Ieri sera, su Canale 5, il padrone ha messo in atto la sua controffensiva sulla questione femminile e sulla rappresentazione della donna nei media. Nella puntata di Matrix andata in onda alle 23:15, infatti, è stato proiettato un documentario (o “un’esclusiva inchiesta”, come si legge sul sito Mediaset, curata – udite udite – dalla redazione di “Striscia la notizia”) che fa il verso al più noto “Il corpo delle donne” di Lorella Zanardo e che si proponeva di dimostrare (cito sempre dal sito di Mediaset) come siano le “nefandezze” della pubblicità della carta stampata a sfruttare il corpo femminile e non tanto, “realmente”, la televisione.
Ci si potrebbe dilungare sulle gran risate che ci possiamo concedere mentre pensiamo alla redazione di “Striscia” in lotta per la difesa del corpo femminile dallo sfruttamento, o sul fatto che la disgustosa operazione prendesse di mira quasi esclusivamente il sito de “La Repubblica” e la pubblicità sulle pagine di quel giornale, a voler dimostrare che “i progressisti”, come li si definiva nel documentario, collaborano alla costruzione di uno specifico immaginario per quanto riguarda l’idea del femminile. Ma per chi – e non da ieri – presta attenzione a queste cose, non è certo una gran scoperta che lo sfruttamento del corpo femminile venga tanto da destra quanto da sinistra.

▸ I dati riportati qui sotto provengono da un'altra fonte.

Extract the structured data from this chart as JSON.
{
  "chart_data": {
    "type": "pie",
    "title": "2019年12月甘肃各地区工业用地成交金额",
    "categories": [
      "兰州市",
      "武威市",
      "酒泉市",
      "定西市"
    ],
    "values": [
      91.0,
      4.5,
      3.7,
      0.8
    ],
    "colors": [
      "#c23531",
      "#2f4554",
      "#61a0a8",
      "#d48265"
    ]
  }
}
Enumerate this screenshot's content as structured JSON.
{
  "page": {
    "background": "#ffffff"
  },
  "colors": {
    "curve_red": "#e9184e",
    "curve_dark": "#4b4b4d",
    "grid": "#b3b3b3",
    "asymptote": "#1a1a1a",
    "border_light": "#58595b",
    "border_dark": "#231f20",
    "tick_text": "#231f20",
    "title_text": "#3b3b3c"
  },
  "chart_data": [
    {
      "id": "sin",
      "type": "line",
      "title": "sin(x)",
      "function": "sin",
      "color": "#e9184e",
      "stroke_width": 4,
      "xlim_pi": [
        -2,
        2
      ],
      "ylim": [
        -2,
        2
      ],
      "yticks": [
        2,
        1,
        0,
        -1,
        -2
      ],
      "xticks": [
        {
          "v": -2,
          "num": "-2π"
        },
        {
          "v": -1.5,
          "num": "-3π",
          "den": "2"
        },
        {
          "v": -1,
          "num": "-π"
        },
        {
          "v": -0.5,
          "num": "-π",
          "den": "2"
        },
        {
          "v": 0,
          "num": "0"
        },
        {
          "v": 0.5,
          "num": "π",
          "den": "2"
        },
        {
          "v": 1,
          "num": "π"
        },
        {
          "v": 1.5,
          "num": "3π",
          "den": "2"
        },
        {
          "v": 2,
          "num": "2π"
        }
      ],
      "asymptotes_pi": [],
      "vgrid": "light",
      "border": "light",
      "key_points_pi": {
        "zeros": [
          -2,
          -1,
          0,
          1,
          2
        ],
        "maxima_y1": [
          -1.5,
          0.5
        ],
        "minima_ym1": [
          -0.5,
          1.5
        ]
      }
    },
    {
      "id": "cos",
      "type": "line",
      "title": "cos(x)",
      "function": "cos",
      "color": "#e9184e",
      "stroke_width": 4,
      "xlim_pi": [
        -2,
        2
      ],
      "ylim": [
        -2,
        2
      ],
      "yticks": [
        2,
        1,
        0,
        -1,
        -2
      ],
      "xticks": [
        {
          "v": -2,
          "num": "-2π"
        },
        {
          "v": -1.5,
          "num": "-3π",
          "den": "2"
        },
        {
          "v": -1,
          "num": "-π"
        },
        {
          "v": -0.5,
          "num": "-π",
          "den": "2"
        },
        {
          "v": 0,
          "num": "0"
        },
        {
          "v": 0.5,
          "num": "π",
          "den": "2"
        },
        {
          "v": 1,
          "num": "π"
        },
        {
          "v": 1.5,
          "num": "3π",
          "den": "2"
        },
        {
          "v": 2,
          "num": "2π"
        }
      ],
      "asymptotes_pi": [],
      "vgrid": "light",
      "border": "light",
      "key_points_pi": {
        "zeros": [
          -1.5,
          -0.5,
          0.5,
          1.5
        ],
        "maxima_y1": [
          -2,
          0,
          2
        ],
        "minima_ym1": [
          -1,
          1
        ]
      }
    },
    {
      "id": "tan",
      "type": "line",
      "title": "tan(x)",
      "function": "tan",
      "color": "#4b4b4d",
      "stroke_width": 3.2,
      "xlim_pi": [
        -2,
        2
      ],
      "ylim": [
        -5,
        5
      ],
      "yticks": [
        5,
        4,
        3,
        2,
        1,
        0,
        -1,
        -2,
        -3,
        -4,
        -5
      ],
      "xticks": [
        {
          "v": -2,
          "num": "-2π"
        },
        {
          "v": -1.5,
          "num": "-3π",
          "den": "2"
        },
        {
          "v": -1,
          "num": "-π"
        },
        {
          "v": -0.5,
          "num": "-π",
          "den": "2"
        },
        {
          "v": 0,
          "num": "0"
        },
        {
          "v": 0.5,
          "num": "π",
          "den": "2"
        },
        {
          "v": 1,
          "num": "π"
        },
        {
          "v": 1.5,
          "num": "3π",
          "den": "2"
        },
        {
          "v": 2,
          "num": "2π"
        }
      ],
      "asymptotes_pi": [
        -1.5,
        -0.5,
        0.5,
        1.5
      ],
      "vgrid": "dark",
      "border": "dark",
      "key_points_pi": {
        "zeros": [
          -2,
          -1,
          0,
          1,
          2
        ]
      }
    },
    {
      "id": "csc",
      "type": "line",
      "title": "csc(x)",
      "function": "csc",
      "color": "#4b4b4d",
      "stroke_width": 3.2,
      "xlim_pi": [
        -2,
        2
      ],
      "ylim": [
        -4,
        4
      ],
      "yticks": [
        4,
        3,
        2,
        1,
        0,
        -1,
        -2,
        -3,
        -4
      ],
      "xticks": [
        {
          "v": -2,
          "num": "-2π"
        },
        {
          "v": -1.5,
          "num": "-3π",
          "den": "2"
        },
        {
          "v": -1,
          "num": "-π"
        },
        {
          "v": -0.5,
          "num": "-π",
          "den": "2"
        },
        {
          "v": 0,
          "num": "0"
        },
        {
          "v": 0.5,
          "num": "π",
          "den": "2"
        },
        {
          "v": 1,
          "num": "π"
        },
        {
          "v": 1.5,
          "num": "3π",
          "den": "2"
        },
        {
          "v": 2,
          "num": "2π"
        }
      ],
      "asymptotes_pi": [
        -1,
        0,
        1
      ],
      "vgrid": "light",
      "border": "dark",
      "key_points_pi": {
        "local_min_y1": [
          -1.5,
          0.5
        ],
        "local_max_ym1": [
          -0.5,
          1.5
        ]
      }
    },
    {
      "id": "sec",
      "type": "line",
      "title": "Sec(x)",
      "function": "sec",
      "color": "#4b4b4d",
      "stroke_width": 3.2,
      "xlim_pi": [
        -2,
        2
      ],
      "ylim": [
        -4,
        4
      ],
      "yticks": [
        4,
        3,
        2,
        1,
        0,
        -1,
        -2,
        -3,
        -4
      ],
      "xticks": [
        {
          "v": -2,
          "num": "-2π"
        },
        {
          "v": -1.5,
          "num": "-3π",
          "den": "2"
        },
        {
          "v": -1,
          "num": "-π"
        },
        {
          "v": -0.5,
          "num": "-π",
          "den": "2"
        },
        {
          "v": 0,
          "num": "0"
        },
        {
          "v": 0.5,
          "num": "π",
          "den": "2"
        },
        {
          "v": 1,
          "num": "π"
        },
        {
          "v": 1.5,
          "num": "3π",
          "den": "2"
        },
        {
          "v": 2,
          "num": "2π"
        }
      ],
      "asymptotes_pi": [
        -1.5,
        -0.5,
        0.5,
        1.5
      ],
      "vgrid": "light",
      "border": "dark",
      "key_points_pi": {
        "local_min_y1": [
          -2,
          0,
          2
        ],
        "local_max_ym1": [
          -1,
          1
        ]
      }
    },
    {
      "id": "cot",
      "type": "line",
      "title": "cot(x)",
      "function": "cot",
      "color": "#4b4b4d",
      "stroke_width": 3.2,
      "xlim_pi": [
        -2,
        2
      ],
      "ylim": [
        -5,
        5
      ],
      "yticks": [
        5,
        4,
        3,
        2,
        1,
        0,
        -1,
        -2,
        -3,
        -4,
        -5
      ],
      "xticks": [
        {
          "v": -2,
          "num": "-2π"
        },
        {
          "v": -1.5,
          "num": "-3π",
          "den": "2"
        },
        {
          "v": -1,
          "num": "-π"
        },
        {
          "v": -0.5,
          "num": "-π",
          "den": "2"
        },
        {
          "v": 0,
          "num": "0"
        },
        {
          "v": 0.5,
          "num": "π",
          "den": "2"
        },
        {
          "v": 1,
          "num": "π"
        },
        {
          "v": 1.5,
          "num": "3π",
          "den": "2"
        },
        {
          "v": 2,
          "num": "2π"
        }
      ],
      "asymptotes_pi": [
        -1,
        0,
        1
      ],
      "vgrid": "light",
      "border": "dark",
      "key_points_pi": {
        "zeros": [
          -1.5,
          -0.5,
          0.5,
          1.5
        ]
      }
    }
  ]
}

Piuttosto, mi sembra interessante notare due cose, principalmente. Innanzi tutto, in studio c’erano diverse ospiti (Alessandra Mussolini, Ritanna Armeni, Paola Concia, Gabriella Germani) e un solo ospite, ossia Gianluca Nicoletti. Oltre al conduttore, c’era dunque un unico uomo. Quello che mi è sembrato evidente è che tutte le donne fossero perfettamente consapevoli del problema e del fatto che non si possa fare alcuna distinzione di parte politica o di orientamento culturale: i media italiani, fatta eccezione per La7, che con Gad Lerner ha sempre mostrato un atteggiamento diverso, non si distinguono quanto a uso del corpo femminile. E c’è un’emergenza, a questo proposito. Tutte le donne in studio concordavano su questo, e nonostante – com’è naturale – le loro posizioni fossero diversificate, mi è sembrato che emergesse una consapevolezza comune: una consapevolezza che non saprei come definire se non “di genere”. Perché soltanto il fatto di possedere quel corpo, evidentemente, quello stesso corpo che viene reso un oggetto, e come tale usato, mercificato, frantumato, ritoccato, plasmato, isolato, può dare la consapevolezza di quanto sta accadendo, che evidentemente dipende da un sentire che agli uomini è in parte negato, o a cui gli uomini non riescono ad accedere. Tant’è che gli uomini in studio si sono mostrati quanto meno inadeguati all’analisi che si stava conducendo.
(Detto questo, tutta la mia solidarietà va a Lorella Zanardo e alla disgustosa violenza alla quale il suo documentario è stato sottoposto ieri sera.)